Because of the time factor, I shall again have to impose the 6minute time limitation, again with the understanding that if you have a written statement, it will be placed in the record in full. Mr. Corman, would you begin first, please?

STATEMENTS OF HON. JAMES CORMAN, REPRESENTING AMERICANS UNITED FOR SEPARATION OF CHURCH AND STATE, SILVER SPRING, MD.; GEORGE E. BUSHNELL, REPRESENTING THE GENERAL ASSEMBLY OF THE UNITED PRESBYTERIAN CHURCH, NEW YORK, N.Y.; HON. JOHN BUCHANAN, REPRESENTING PEOPLE FOR THE AMERICAN WAY, WASHINGTON, D.C.; GEORGE OGLE, PROGRAM DIRECTOR, GENERAL BOARD OF CHURCH AND SOCIETY, THE UNITED METHODIST CHURCH, WASHINGTON, D.C.

Mr. CORMAN. Thank you, Mr. McClellan, and I will summarize my statement and try not to use the 6 minutes.

I am James Corman, attorney with the firm of Manatt, Phelps, Rothenberg & Tunney in Washington, D.C., and am a former Member of the House of Representatives from California. However, as a member of the board of Americans United for Separation of Church and State, I am representing that organization in their opposition to Senate Joint Resolution 199.

Americans United is a 35-year-old organization dedicated solely to the preservation of the religious liberty and church-state separation provisions of the first amendment of the Constitution. We represent through our membership individuals of conservative and liberal political persuasions as well as the full spectrum of religious faiths and nonbelievers who are concerned with the preservation of religious freedom.

The diversity in Americans United's own membership symbolizes the diversity of religious beliefs in this country, which is one of this nation's greatest strengths and most precious freedoms.

We believe that religious liberty and true freedom of religious expression would be greatly weakened by the amendment.

By introducing this amendment the administration reopened a 20-year-old controversy that began with the 1962 Supreme Court decision of Engel v. Vitale.

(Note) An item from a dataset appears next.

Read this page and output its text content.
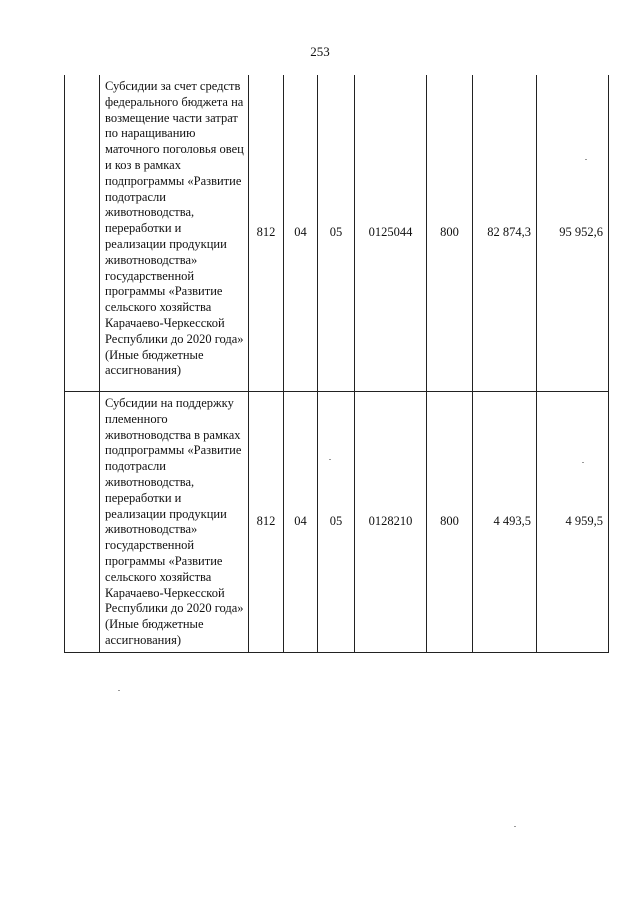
253
	Субсидии за счет средств федерального бюджета на возмещение части затрат по наращиванию маточного поголовья овец и коз в рамках подпрограммы «Развитие подотрасли животноводства, переработки и реализации продукции животноводства» государственной программы «Развитие сельского хозяйства Карачаево-Черкесской Республики до 2020 года» (Иные бюджетные ассигнования)	812	04	05	0125044	800	82 874,3	95 952,6
	Субсидии на поддержку племенного животноводства в рамках подпрограммы «Развитие подотрасли животноводства, переработки и реализации продукции животноводства» государственной программы «Развитие сельского хозяйства Карачаево-Черкесской Республики до 2020 года» (Иные бюджетные ассигнования)	812	04	05	0128210	800	4 493,5	4 959,5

The intent of the Administration to overturn Engel v. Vitale and subsequent Supreme Court decisions is evidenced by a questionand-answer form distributed at the White House on the day the President announced his intention to file the amendment.

The following question and answer was included:

Question. Will State governments or local school boards be free to compose their own prayers if this amendment is ratified?

Answer. Yes. States and communities would be free to select prayers of their own choosing. They could choose prayers that have already been written, or they could compose their own prayers.

Mr. CORMAN. It is important to reiterate here what others have said repeatedly: no child has ever been prohibited from praying in public schools. This no court or Government agency could ever or would ever attempt to do.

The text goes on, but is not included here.